英文引用格式:Zhou Wanli,Wang Ziqian,Xie Wanli,et al. Binary space partition-based anomaly detection algorithm in wireless sensor networks[J]. Application of Electronic Technique,2021,47(3):40-43,50.
Binary space partition-based anomaly detection algorithm in wireless sensor networks
Zhou Wanli1,Wang Ziqian2,Xie Wanli1,Tan Anzu1,Yu Jieyue3
1.Information Management Office,Eye Hospital, Wenzhou Medical University,Wenzhou 325000,China; 2.Testing Department,Zhejiang Fangyuan Testing Group Co.,Ltd.,Hangzhou 310000,China; 3.College of Digital Media, Hangzhou University of Electronic Science and Technology,Hangzhou 310000,China
Abstract:The performance of wireless sensor networks(WSNs) depends on the quality of the data collected. At first, the data sensed by the node is rough, and an effective data detection algorithm should be used to distinguish abnormal data from normal data. Therefore, binary space partition-based anomaly detection(BSP-AD) algorithm is proposed in this paper. The BSP-AD algorithm trains and tests data through binary space partition(BSP) trees. Firstly, the range of normal data is obtained through the training data, and then some abnormal parts in the test data are detected through this range. Simulation results show that the proposed BSP-AD algorithm can accurately detect abnormal data, and the cost of calculation and storage is lower than IDLO algorithm.
Key words :wireless sensor networks(WSNs);anomaly detection;binary space partition(BSP);mass estimation;split point

0 引言

无线传感网络(Wireless Sensor Networks,WSNs)[1-2]是由多个具有感测能力的微型节点构成的。这些节点部署在不同位置,并且它们感知周围环境数据(如温度、压力、湿度),再以无线通信方式将数据传输至信宿[3]

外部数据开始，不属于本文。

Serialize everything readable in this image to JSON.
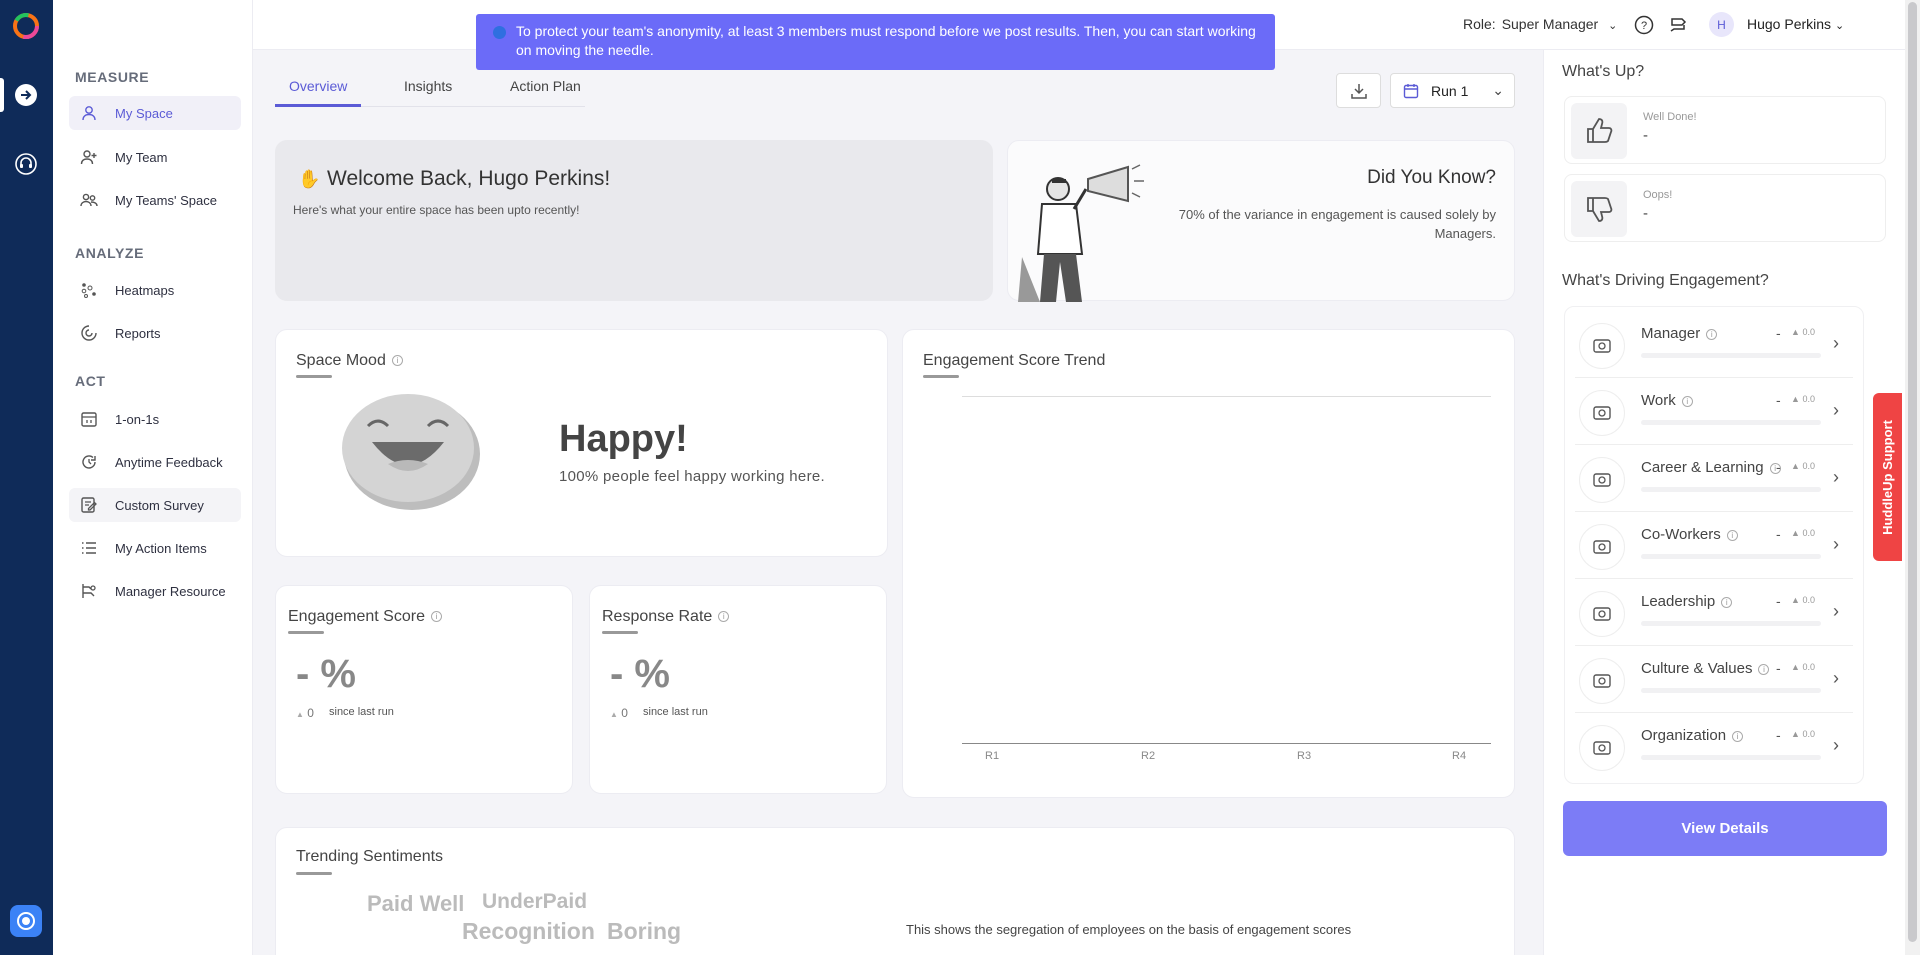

传感节点感知的数据通常存在空间相关性和时间相关性[4]。由于所感测数据的不完整、不准确,甚至异常[5-7],通过时间分析所感测数据显得尤其重要。产生异常的原因有两种:(1)传感节点的故障;(2)异常事件的发生,如森林发火、洪水。节点故障产生的异常是独立的,属个体。而异常事件的产生的异常具有空间或时间相关性。因此,通过分析感测数据间的相关性,能够提高对事件检测的准确性。

所谓异常,是指不同于正常数据。通过对异常数据和正常数据间的等级测量(Ranking Measures,RM),能够检测异常事件。既可通过局部传感节点分布式识别异常,也可利用观察节点集中式识别异常。

空间分割常用于事件分类。而二叉空间划分(Binary Space Partition,BSP)就是对空间中的物体进行二叉递归划分的算法。即用平面将空间分割,空间中各部分又被分为前面和后面两类,对分割后的空间继续使用相同的方法进行分割,直到不能分割为止,进而产生BSP树[8]

通过BSP树和质量等级的测量可检测异常。文献[9]最初利用MassAD算法进行质量估计,它将数据实例划分为严重异常至完全正常。然而,相比于高质量数据,低质量数据属异常的概率更高。

为此,提出基于二叉空间划分的异常数据检测(Binary Space Partition-based Anomaly Detection,BSP-AD)算法。BSP-AD算法利用二叉空间划分训练数据,构成正常数据的区间范围,再通过此区间范围检测异常数据。仿真结果表明,提出的BSP-AD算法能够准确地检测异常数据,并控制数据存储成本和计算成本。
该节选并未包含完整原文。